Following the violence in Ballymena this June, where alleged sexual assault charges against two Romanian teenagers sparked the use of petrol bombs, fireworks and bricks to attack immigrants and police, this reveals a grim pattern: crime committed by immigrants is weaponised to justify targeting all immigrants. Similarly, the vilification of an entire minority after the 2024 Southport tragedy, in which three girls were murdered by a Rwandan teenager, reflects a troubling double standard; when crime is committed by one group, it is viewed as an isolated incident; when committed by another it becomes a defining characteristic. By targeting law enforcement and institutions protecting immigrants, a dangerous message emerges — that justice now only applies to ‘locals.’

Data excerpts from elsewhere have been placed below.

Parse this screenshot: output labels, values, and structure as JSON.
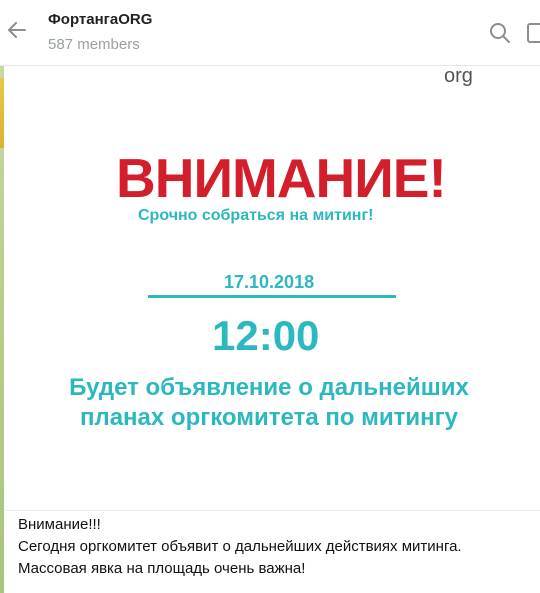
{
  "header": {
    "title": "ФортангаORG",
    "members": "587 members",
    "back_icon": "arrow-left-icon",
    "search_icon": "search-icon",
    "side_icon": "sidebar-icon"
  },
  "message": {
    "image": {
      "org": "org",
      "headline": "ВНИМАНИЕ!",
      "subheadline": "Срочно собраться на митинг!",
      "date": "17.10.2018",
      "time": "12:00",
      "announcement": "Будет объявление о дальнейших планах оргкомитета по митингу"
    },
    "text_lines": [
      "Внимание!!!",
      "Сегодня оргкомитет объявит о дальнейших действиях митинга.",
      "Массовая явка на площадь очень важна!"
    ]
  },
  "colors": {
    "accent_red": "#d21f2b",
    "accent_teal": "#2bb8bf"
  }
}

The effects of these attitudes have seeped their way into even the most seemingly harmless traditions, such as Halloween. A night that promises anonymity and self-expression has instead become a mirror of societal prejudice, allowing racist undertones to surface with little consequence. After a year marked by violence and division, it is unsurprising that some feel emboldened to embody cultural caricatures. The past year has provided a comfort blanket for performing stereotypes under the guise of fun, a form of senseless hatred masquerading as humour. Without institutional and cultural accountability, the line between satire and discrimination continues to blur, eroding the very ideals of inclusivity and respect that society claims to uphold.
References
[1] Ramdeholl, Rebecca, “The Social Significance of Halloween”, The Average Scientist, October 19, 2023.
https://theaveragescientist.co.uk/2023/10/19/the-social-significance-of-halloween/
[2] Zhang, Shanshan, “Trick for a treat: The effect of costume, identity, and peers on norm violation”, Journal of Economic Behaviour & Organization, Volume 179 (November 2020), pages 460–474.
https://www.sciencedirect.com/science/article/pii/S016726812030336X
[3] Amnesty International, “Northern Ireland: ‘A year of hate and fear’ – racist crimes hit record high”, Amnesty International, August 28, 2025.